Nem queria acreditar... Ao ouvir um candidato a deputado por um círculo
eleitoral do Continente, cabeça de lista de uma coligação do arco da
governação, eu nem queria acreditar nos meus próprios ouvidos. Como é possível
ainda negar ou tentar normalizar a intensificação das alterações climáticas?!
Depois, confrontado com as suas próprias palavras, o candidato em causa
retratou-se defendendo, imagine-se, que queria referir-se ao “ambiente” e não
ao “clima”. Este candidato, de uma vez só, demonstrou falta de preparação para
comunicar (que é a primeira virtude que se exige a um político), ignorância
(porque imaginou que o clima não faz parte do ambiente) e falta de competência.
Para explicar a razão da sua falta de competência preciso de mais umas
linhas. Entre os principais riscos que a humanidade enfrenta relativamente à
sua própria existência estão as alterações climáticas, a perda da
biodiversidade, as disfunções dos serviços dos ecossistemas e a poluição
(atmosférica, microplásticos, etc.). Ou seja, numa palavra só, o “ambiente”.
O líder da coligação em causa já veio tentar explicar as palavras do
candidato, recentrando a importância que a sua força política dá às questões
ambientais.
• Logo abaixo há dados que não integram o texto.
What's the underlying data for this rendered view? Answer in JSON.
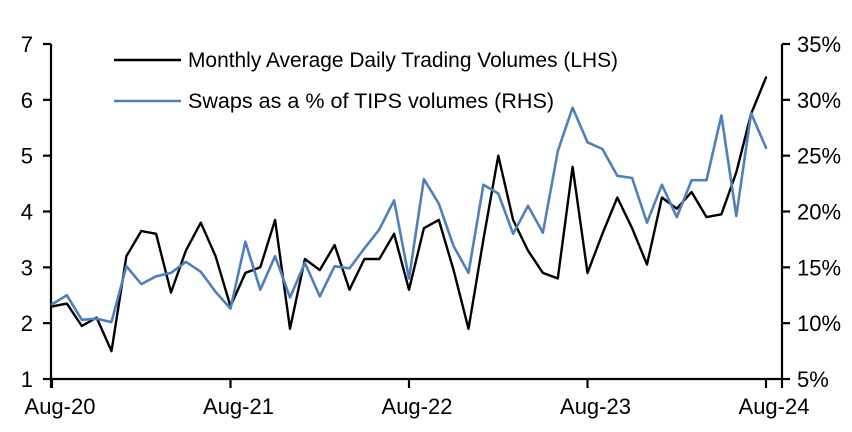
{
  "chart_data": {
    "type": "line",
    "title": "",
    "x_axis": {
      "tick_labels": [
        "Aug-20",
        "Aug-21",
        "Aug-22",
        "Aug-23",
        "Aug-24"
      ],
      "tick_month_indices": [
        0,
        12,
        24,
        36,
        48
      ],
      "months_total": 49
    },
    "left_axis": {
      "min": 1,
      "max": 7,
      "ticks": [
        7,
        6,
        5,
        4,
        3,
        2,
        1
      ],
      "suffix": ""
    },
    "right_axis": {
      "min": 5,
      "max": 35,
      "ticks": [
        35,
        30,
        25,
        20,
        15,
        10,
        5
      ],
      "suffix": "%"
    },
    "grid": false,
    "legend_position": "top-left-inside",
    "axis_color": "#000000",
    "series": [
      {
        "name": "Monthly Average Daily Trading Volumes (LHS)",
        "axis": "left",
        "color": "#000000",
        "values": [
          2.3,
          2.35,
          1.95,
          2.1,
          1.5,
          3.2,
          3.65,
          3.6,
          2.55,
          3.3,
          3.8,
          3.2,
          2.3,
          2.9,
          3.0,
          3.85,
          1.9,
          3.15,
          2.95,
          3.4,
          2.6,
          3.15,
          3.15,
          3.6,
          2.6,
          3.7,
          3.85,
          2.95,
          1.9,
          3.5,
          5.0,
          3.85,
          3.3,
          2.9,
          2.8,
          4.8,
          2.9,
          3.6,
          4.25,
          3.7,
          3.05,
          4.25,
          4.05,
          4.35,
          3.9,
          3.95,
          4.7,
          5.75,
          6.4
        ]
      },
      {
        "name": "Swaps as a % of TIPS volumes (RHS)",
        "axis": "right",
        "color": "#4e80bd",
        "values": [
          11.7,
          12.5,
          10.3,
          10.4,
          10.1,
          15.1,
          13.5,
          14.2,
          14.5,
          15.5,
          14.6,
          12.8,
          11.3,
          17.3,
          13.0,
          16.0,
          12.3,
          15.4,
          12.4,
          15.1,
          14.9,
          16.7,
          18.4,
          21.0,
          14.0,
          22.9,
          20.7,
          16.9,
          14.5,
          22.4,
          21.6,
          18.0,
          20.5,
          18.1,
          25.4,
          29.3,
          26.2,
          25.6,
          23.2,
          23.0,
          19.0,
          22.4,
          19.5,
          22.8,
          22.8,
          28.6,
          19.6,
          28.8,
          25.7
        ]
      }
    ]
  }
}
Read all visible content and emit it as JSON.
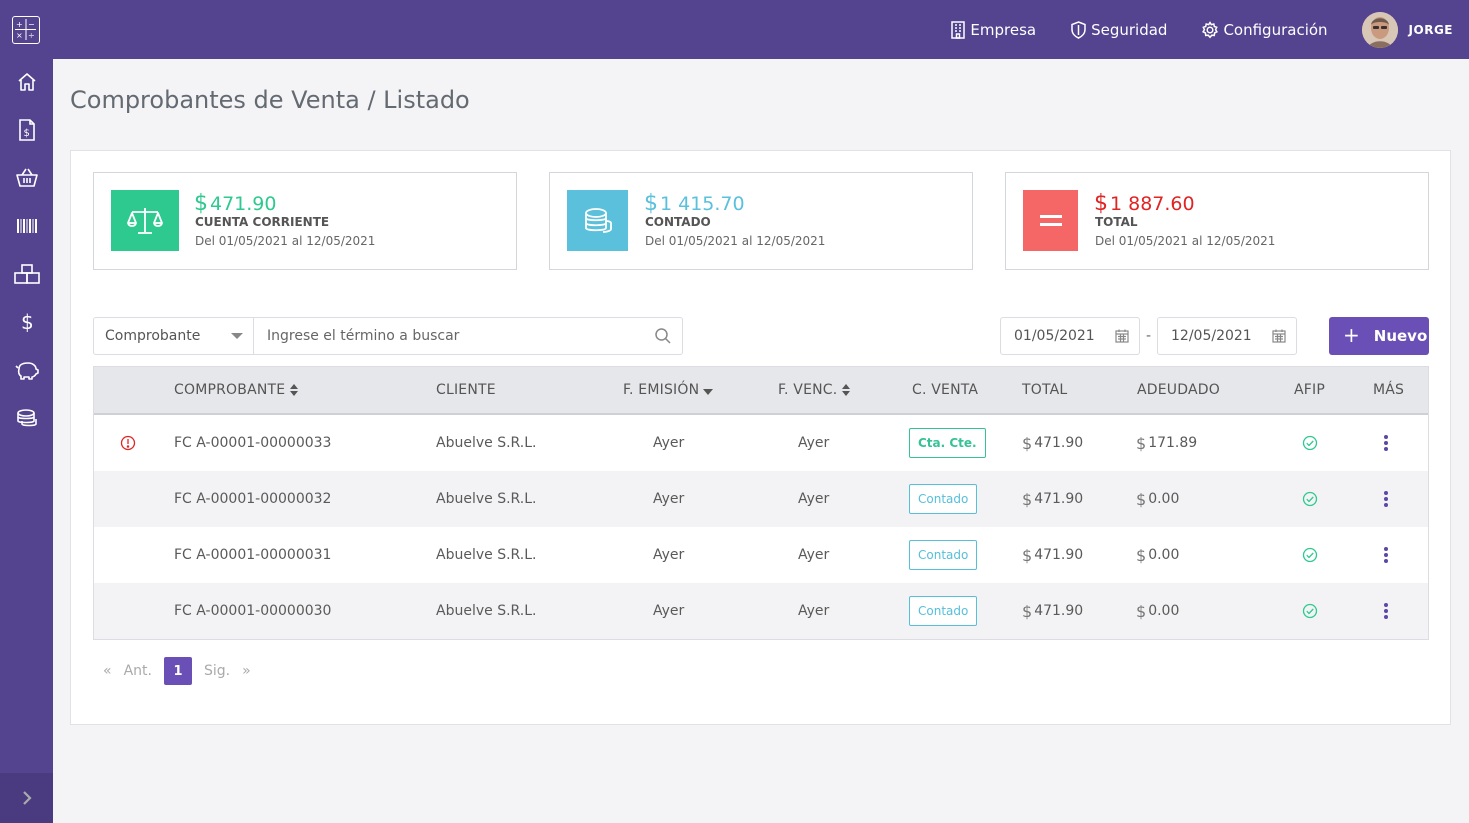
{
  "header": {
    "links": [
      {
        "label": "Empresa",
        "icon": "building-icon"
      },
      {
        "label": "Seguridad",
        "icon": "shield-icon"
      },
      {
        "label": "Configuración",
        "icon": "gear-icon"
      }
    ],
    "user": {
      "name": "JORGE"
    }
  },
  "sidebar": {
    "items": [
      {
        "icon": "home-icon"
      },
      {
        "icon": "invoice-icon"
      },
      {
        "icon": "basket-icon"
      },
      {
        "icon": "barcode-icon"
      },
      {
        "icon": "boxes-icon"
      },
      {
        "icon": "dollar-icon"
      },
      {
        "icon": "piggy-bank-icon"
      },
      {
        "icon": "coins-icon"
      }
    ],
    "toggle_icon": "chevron-right-icon"
  },
  "page": {
    "title": "Comprobantes de Venta / Listado"
  },
  "stats": [
    {
      "currency": "$",
      "amount": "471.90",
      "label": "CUENTA CORRIENTE",
      "range": "Del 01/05/2021 al 12/05/2021",
      "color": "#2ec98f",
      "icon": "scale-icon"
    },
    {
      "currency": "$",
      "amount": "1 415.70",
      "label": "CONTADO",
      "range": "Del 01/05/2021 al 12/05/2021",
      "color": "#5ac0dc",
      "icon": "coins-icon"
    },
    {
      "currency": "$",
      "amount": "1 887.60",
      "label": "TOTAL",
      "range": "Del 01/05/2021 al 12/05/2021",
      "color": "#f56767",
      "amountColor": "#e02424",
      "icon": "equals-icon"
    }
  ],
  "filter": {
    "field": "Comprobante",
    "placeholder": "Ingrese el término a buscar",
    "date_from": "01/05/2021",
    "date_separator": "-",
    "date_to": "12/05/2021",
    "new_label": "Nuevo"
  },
  "table": {
    "columns": [
      "COMPROBANTE",
      "CLIENTE",
      "F. EMISIÓN",
      "F. VENC.",
      "C. VENTA",
      "TOTAL",
      "ADEUDADO",
      "AFIP",
      "MÁS"
    ],
    "rows": [
      {
        "alert": true,
        "comprobante": "FC A-00001-00000033",
        "cliente": "Abuelve S.R.L.",
        "emision": "Ayer",
        "vencimiento": "Ayer",
        "venta": "Cta. Cte.",
        "venta_type": "cta",
        "total": "471.90",
        "adeudado": "171.89"
      },
      {
        "alert": false,
        "comprobante": "FC A-00001-00000032",
        "cliente": "Abuelve S.R.L.",
        "emision": "Ayer",
        "vencimiento": "Ayer",
        "venta": "Contado",
        "venta_type": "contado",
        "total": "471.90",
        "adeudado": "0.00"
      },
      {
        "alert": false,
        "comprobante": "FC A-00001-00000031",
        "cliente": "Abuelve S.R.L.",
        "emision": "Ayer",
        "vencimiento": "Ayer",
        "venta": "Contado",
        "venta_type": "contado",
        "total": "471.90",
        "adeudado": "0.00"
      },
      {
        "alert": false,
        "comprobante": "FC A-00001-00000030",
        "cliente": "Abuelve S.R.L.",
        "emision": "Ayer",
        "vencimiento": "Ayer",
        "venta": "Contado",
        "venta_type": "contado",
        "total": "471.90",
        "adeudado": "0.00"
      }
    ]
  },
  "pager": {
    "first": "«",
    "prev": "Ant.",
    "current": "1",
    "next": "Sig.",
    "last": "»"
  }
}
Por essa razão e até porque estamos agora a entrar em período de
reflexão eleitoral, portanto, cessando a disputa partidária, sugiro dissertar
sobre o problema climatológico em si. Apesar disso, é importante entender que o
ambiente tem um papel central no nosso futuro e refletir como isso deve
contribuir para informar as nossas escolhas.
Para que se perceba o drama potencial, atente-se ao gráfico de temperatura
dos oceanos ao longo dos meses (ano a ano) que acompanha este artigo
(atualizações disponíveis no Climate Pulse). Não é possível negar, nós estamos a viver as mais altas temperaturas dos
oceanos desde que há registos.
Em que é que isto resulta e porque é que estas temperaturas podem antecipar
um drama? As elevadas temperaturas dos oceanos: (1) reduzem a sua capacidade de
absorver a energia atmosférica, aumentando a probabilidade de haver tempestades;
(2) alimentam a energia das grandes tempestades oceânicas, o que aumenta a
violência das tempestades tropicais como as que assolam a Costa Leste dos
Estados Unidos da América e, por vezes, os Açores; (3) aumentam o seu volume,
provocando o aumento do nível médio das águas do mar, o qual, por sua vez,
resulta em inundações e no aumento da capacidade destrutiva das tempestades
costeiras; (4) contribuem para derreter os gelos polares, o que aumentará as
consequências do ponto 3 referido atrás; e, também, (5) reduzem a capacidade de
retenção de oxigénio nas águas, o que reduz a capacidade dos oceanos de
absorver carbono atmosférico, o que, no final do dia, contribui para o
aquecimento atmosférico global (mais detalhes e outros efeitos aqui e aqui).
Há cerca de dez mil anos, as populações humanas que habitavam a zona entre
os rios Tigres e Eufrates, eram prósperas e geraram as bases da escrita que
ainda hoje utilizamos. Foi um conjunto de civilizações brilhantes que, a certo
ponto, deixaram de existir. O que aconteceu? Segundo diversos estudiosos, para promover
a agricultura e gerar mais alimento, estas antigas civilizações aumentaram a irrigação
dos solos. Silenciosamente, com as águas, veio também o sal que contaminou as
terras e as tornou essencialmente estéreis. A zona outrora chamada de
“crescente fértil” deixou de o ser e o “berço da civilização” colapsou (detalhes aqui).
Estas antigas civilizações tinham uma justificação que não se aplica a nós:
a ignorância. Elas não sabiam que estavam a contaminar os solos com o aumento
da irrigação. Com a ciência e a tecnologia existentes na época não podiam
deduzir as consequências. Connosco não é assim. Hoje, nós sabemos quais são os nossos
erros, sabemos como os reduzir e sabemos como mitigar os seus efeitos.
* Frederico Cardigos é biólogo marinho no Eurostat. Este é um artigo de opinião pessoal. As ideias expressas neste artigo são da exclusiva responsabilidade do autor e podem não coincidir com a posição oficial da Comissão Europeia.